Many forms of anemia are caused or
complicated by pathologic restriction
of iron (Fe). Chronic inflammation and certain genetic mutations decrease
the activity of ferroportin, the only Fe-exporter protein, so that
endogenously recycled or nutritionally absorbed Fe cannot be exported
to the extracellular Fe carrier protein transferrin for delivery to
the bone marrow. Diminished ferroportin activity renders anemia correction
challenging as Fe administered intravenously or through nutritional
supplementation is trafficked through the ferroportin-transferrin
axis. Utilizing judicious application of coordination chemistry principles,
we designed an Fe complex (Fe-BBG) with solution thermodynamics and
Fe dissociation kinetics optimized to replenish the transferrin-Fe
pool rapidly, directly, and with precision. Fe-BBG is unreactive under
conditions designed to force redox cycling and production of reactive
oxygen species.

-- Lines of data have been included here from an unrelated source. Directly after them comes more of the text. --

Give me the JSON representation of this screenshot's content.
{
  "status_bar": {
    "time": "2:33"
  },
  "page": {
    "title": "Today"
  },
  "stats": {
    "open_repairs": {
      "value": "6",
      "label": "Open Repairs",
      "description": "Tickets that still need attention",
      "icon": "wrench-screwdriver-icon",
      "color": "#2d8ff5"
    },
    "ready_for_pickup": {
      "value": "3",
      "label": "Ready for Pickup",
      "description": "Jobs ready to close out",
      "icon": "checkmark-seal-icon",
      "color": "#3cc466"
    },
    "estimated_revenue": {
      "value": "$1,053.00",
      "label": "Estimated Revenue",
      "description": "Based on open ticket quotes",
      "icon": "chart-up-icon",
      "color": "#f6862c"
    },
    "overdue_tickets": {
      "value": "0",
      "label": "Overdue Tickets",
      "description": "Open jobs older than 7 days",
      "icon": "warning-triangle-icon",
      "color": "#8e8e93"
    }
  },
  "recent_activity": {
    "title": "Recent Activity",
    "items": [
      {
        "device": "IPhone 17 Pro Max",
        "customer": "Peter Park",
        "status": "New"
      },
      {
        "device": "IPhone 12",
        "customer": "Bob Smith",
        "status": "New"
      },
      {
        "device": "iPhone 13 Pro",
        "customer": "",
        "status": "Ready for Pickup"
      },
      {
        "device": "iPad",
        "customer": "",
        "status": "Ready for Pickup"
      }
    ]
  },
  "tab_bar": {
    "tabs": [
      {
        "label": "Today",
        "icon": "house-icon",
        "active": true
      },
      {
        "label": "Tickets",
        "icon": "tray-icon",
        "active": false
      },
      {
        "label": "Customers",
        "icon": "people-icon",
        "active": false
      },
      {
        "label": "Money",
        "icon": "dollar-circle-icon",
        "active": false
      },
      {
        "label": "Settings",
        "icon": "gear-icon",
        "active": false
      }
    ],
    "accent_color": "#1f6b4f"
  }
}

The BBG ligand has a low affinity for divalent metal
ions and does not compete for binding of other endogenously present
ions including Cu and Zn. Treatment with Fe-BBG confers anemia correction
in a mouse model of iron-refractory iron-deficiency anemia. Repeated
exposure to Fe-BBG did not cause adverse clinical chemistry changes
or trigger the expression of genes related to oxidative stress or
inflammation. Fe-BBG represents the first entry in a promising new
class of transferrin-targeted Fe replacement drugs.